Ein Traum, ein Leben: Das war die Sommerausstellung im Anraser Pfleghaus

Einen umfassenden Querschnitt seines Schaffens präsentierte Leonhard Lorenz in der Ausstellung „Das Schöpferische als Lebenselixier – Skulpturen und Gemälde aus sechs Jahrzehnten“ vom 27. Juni bis 30. August im Anraser Pfleghaus.

Mehr als 60 Jahre sind ins Land gegangen, seit ein Tristacher Bub beschloss, sein Leben grundsätzlich in neue Bahnen zu lenken. Schluss mit dem Schweinefüttern und mit der Feldarbeit, Schluss mit der Enge des Dorfes und seiner Spießigkeit. Leonard Lorenz wollte seinen Traum leben und Künstler werden.

Es wurde ein steiniger Weg: Schnitzschule in Elbigenalp, Akademie der Bildenden Künste in München. Erste Anerkennung, erste Ausstellungen, erste öffentliche Aufträge. Dann aber auch gesundheitliche Rückschläge und wirtschaftliche Not. Doch Leonard Lorenz verfolgte seinen Traum unbeirrt. Irgendwann fand er sein privates Glück in seiner Frau Andrea, selbst Künstlerin, fand seine zweite Heimat in der Nähe von München und schuf ein erstaunliches Lebenswerk.

 

 

Dieses Lebenswerk war in der Sommerausstellung „Das Schöpferische als Lebenselixier – Skulpturen und Gemälde aus sechs Jahrzehnten“ im Anraser Pfleghaus zu sehen: großflächige Bilder, farbenfroh und immer wieder rätselhaft. Holzarbeiten, deren Spagat zwischen abstrakt und realistisch die Phantasie herausforderte. Kunstwerke aus Bronze, die den Betrachter forderten, fesselten und nicht mehr losließen. Und eine Installation, die der Künstler nicht ohne Grund „Unendliche Liebe“ genannt hat.
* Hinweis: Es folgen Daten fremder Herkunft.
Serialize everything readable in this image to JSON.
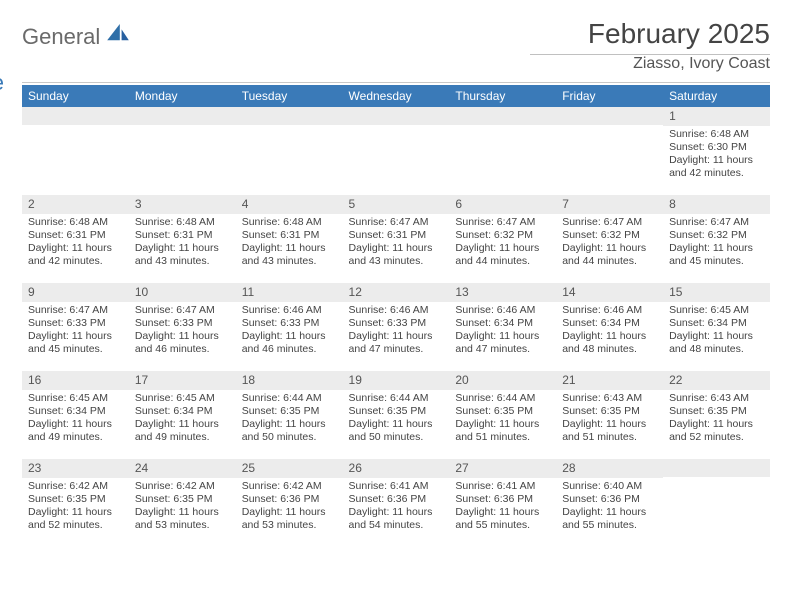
{
  "brand": {
    "word1": "General",
    "word2": "Blue",
    "icon_fill": "#2f6fa8"
  },
  "title": {
    "month": "February 2025",
    "location": "Ziasso, Ivory Coast"
  },
  "colors": {
    "header_bg": "#3a7ab8",
    "header_text": "#ffffff",
    "daynum_bg": "#ececec",
    "text": "#444444",
    "background": "#ffffff"
  },
  "weekdays": [
    "Sunday",
    "Monday",
    "Tuesday",
    "Wednesday",
    "Thursday",
    "Friday",
    "Saturday"
  ],
  "weeks": [
    [
      {
        "n": "",
        "sr": "",
        "ss": "",
        "dl": ""
      },
      {
        "n": "",
        "sr": "",
        "ss": "",
        "dl": ""
      },
      {
        "n": "",
        "sr": "",
        "ss": "",
        "dl": ""
      },
      {
        "n": "",
        "sr": "",
        "ss": "",
        "dl": ""
      },
      {
        "n": "",
        "sr": "",
        "ss": "",
        "dl": ""
      },
      {
        "n": "",
        "sr": "",
        "ss": "",
        "dl": ""
      },
      {
        "n": "1",
        "sr": "Sunrise: 6:48 AM",
        "ss": "Sunset: 6:30 PM",
        "dl": "Daylight: 11 hours and 42 minutes."
      }
    ],
    [
      {
        "n": "2",
        "sr": "Sunrise: 6:48 AM",
        "ss": "Sunset: 6:31 PM",
        "dl": "Daylight: 11 hours and 42 minutes."
      },
      {
        "n": "3",
        "sr": "Sunrise: 6:48 AM",
        "ss": "Sunset: 6:31 PM",
        "dl": "Daylight: 11 hours and 43 minutes."
      },
      {
        "n": "4",
        "sr": "Sunrise: 6:48 AM",
        "ss": "Sunset: 6:31 PM",
        "dl": "Daylight: 11 hours and 43 minutes."
      },
      {
        "n": "5",
        "sr": "Sunrise: 6:47 AM",
        "ss": "Sunset: 6:31 PM",
        "dl": "Daylight: 11 hours and 43 minutes."
      },
      {
        "n": "6",
        "sr": "Sunrise: 6:47 AM",
        "ss": "Sunset: 6:32 PM",
        "dl": "Daylight: 11 hours and 44 minutes."
      },
      {
        "n": "7",
        "sr": "Sunrise: 6:47 AM",
        "ss": "Sunset: 6:32 PM",
        "dl": "Daylight: 11 hours and 44 minutes."
      },
      {
        "n": "8",
        "sr": "Sunrise: 6:47 AM",
        "ss": "Sunset: 6:32 PM",
        "dl": "Daylight: 11 hours and 45 minutes."
      }
    ],
    [
      {
        "n": "9",
        "sr": "Sunrise: 6:47 AM",
        "ss": "Sunset: 6:33 PM",
        "dl": "Daylight: 11 hours and 45 minutes."
      },
      {
        "n": "10",
        "sr": "Sunrise: 6:47 AM",
        "ss": "Sunset: 6:33 PM",
        "dl": "Daylight: 11 hours and 46 minutes."
      },
      {
        "n": "11",
        "sr": "Sunrise: 6:46 AM",
        "ss": "Sunset: 6:33 PM",
        "dl": "Daylight: 11 hours and 46 minutes."
      },
      {
        "n": "12",
        "sr": "Sunrise: 6:46 AM",
        "ss": "Sunset: 6:33 PM",
        "dl": "Daylight: 11 hours and 47 minutes."
      },
      {
        "n": "13",
        "sr": "Sunrise: 6:46 AM",
        "ss": "Sunset: 6:34 PM",
        "dl": "Daylight: 11 hours and 47 minutes."
      },
      {
        "n": "14",
        "sr": "Sunrise: 6:46 AM",
        "ss": "Sunset: 6:34 PM",
        "dl": "Daylight: 11 hours and 48 minutes."
      },
      {
        "n": "15",
        "sr": "Sunrise: 6:45 AM",
        "ss": "Sunset: 6:34 PM",
        "dl": "Daylight: 11 hours and 48 minutes."
      }
    ],
    [
      {
        "n": "16",
        "sr": "Sunrise: 6:45 AM",
        "ss": "Sunset: 6:34 PM",
        "dl": "Daylight: 11 hours and 49 minutes."
      },
      {
        "n": "17",
        "sr": "Sunrise: 6:45 AM",
        "ss": "Sunset: 6:34 PM",
        "dl": "Daylight: 11 hours and 49 minutes."
      },
      {
        "n": "18",
        "sr": "Sunrise: 6:44 AM",
        "ss": "Sunset: 6:35 PM",
        "dl": "Daylight: 11 hours and 50 minutes."
      },
      {
        "n": "19",
        "sr": "Sunrise: 6:44 AM",
        "ss": "Sunset: 6:35 PM",
        "dl": "Daylight: 11 hours and 50 minutes."
      },
      {
        "n": "20",
        "sr": "Sunrise: 6:44 AM",
        "ss": "Sunset: 6:35 PM",
        "dl": "Daylight: 11 hours and 51 minutes."
      },
      {
        "n": "21",
        "sr": "Sunrise: 6:43 AM",
        "ss": "Sunset: 6:35 PM",
        "dl": "Daylight: 11 hours and 51 minutes."
      },
      {
        "n": "22",
        "sr": "Sunrise: 6:43 AM",
        "ss": "Sunset: 6:35 PM",
        "dl": "Daylight: 11 hours and 52 minutes."
      }
    ],
    [
      {
        "n": "23",
        "sr": "Sunrise: 6:42 AM",
        "ss": "Sunset: 6:35 PM",
        "dl": "Daylight: 11 hours and 52 minutes."
      },
      {
        "n": "24",
        "sr": "Sunrise: 6:42 AM",
        "ss": "Sunset: 6:35 PM",
        "dl": "Daylight: 11 hours and 53 minutes."
      },
      {
        "n": "25",
        "sr": "Sunrise: 6:42 AM",
        "ss": "Sunset: 6:36 PM",
        "dl": "Daylight: 11 hours and 53 minutes."
      },
      {
        "n": "26",
        "sr": "Sunrise: 6:41 AM",
        "ss": "Sunset: 6:36 PM",
        "dl": "Daylight: 11 hours and 54 minutes."
      },
      {
        "n": "27",
        "sr": "Sunrise: 6:41 AM",
        "ss": "Sunset: 6:36 PM",
        "dl": "Daylight: 11 hours and 55 minutes."
      },
      {
        "n": "28",
        "sr": "Sunrise: 6:40 AM",
        "ss": "Sunset: 6:36 PM",
        "dl": "Daylight: 11 hours and 55 minutes."
      },
      {
        "n": "",
        "sr": "",
        "ss": "",
        "dl": ""
      }
    ]
  ]
}
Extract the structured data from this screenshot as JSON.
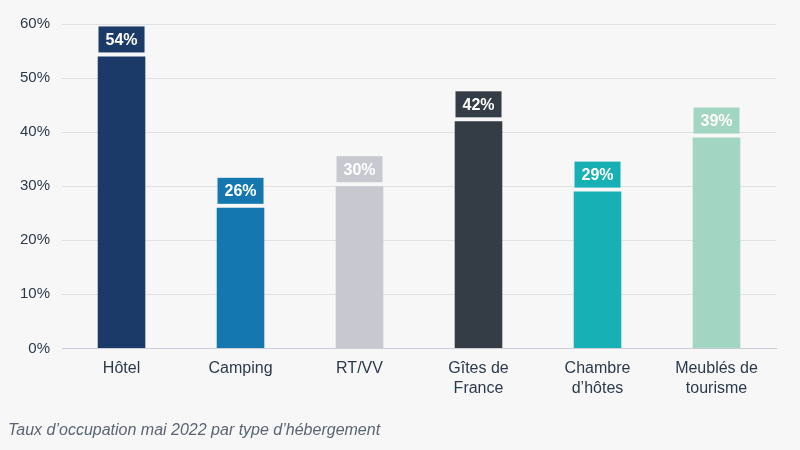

Das alles komponiert in die historischen Räume des Anraser Pfleghauses, wundervolle Kunstschätze in einem wunderbaren Schatzkästlein. Über all dem schwebte eine zeitlose Botschaft an die junge Generation: Lebe deinen Traum, werde du selbst! Und sei dabei geduldig, aber bleib beharrlich!

 

 

Die Organisation und Durchführung der Ausstellung war für alle Beteiligten ein Kraftakt. Doch dem Obmann des Vereins Anraser Pfleghaus, Bgm. Johann Waldauf, ist es eine Herzensangelegenheit, große Kunst auch fernab der urbanen Zentren zu zeigen. Und wenn ein einheimisches Ehepaar „Einzigartig, noch nie etwas Vergleichbares gesehen. Es berührt mich im Innersten!“ ins Gästebuch schrieb oder eine andere Besucherin „Ein Farb-Rausch-Traum! Für eine dunkelgraue Welt ein Stück Heilung“, dann fühlt er sich in seiner Arbeit bestätigt.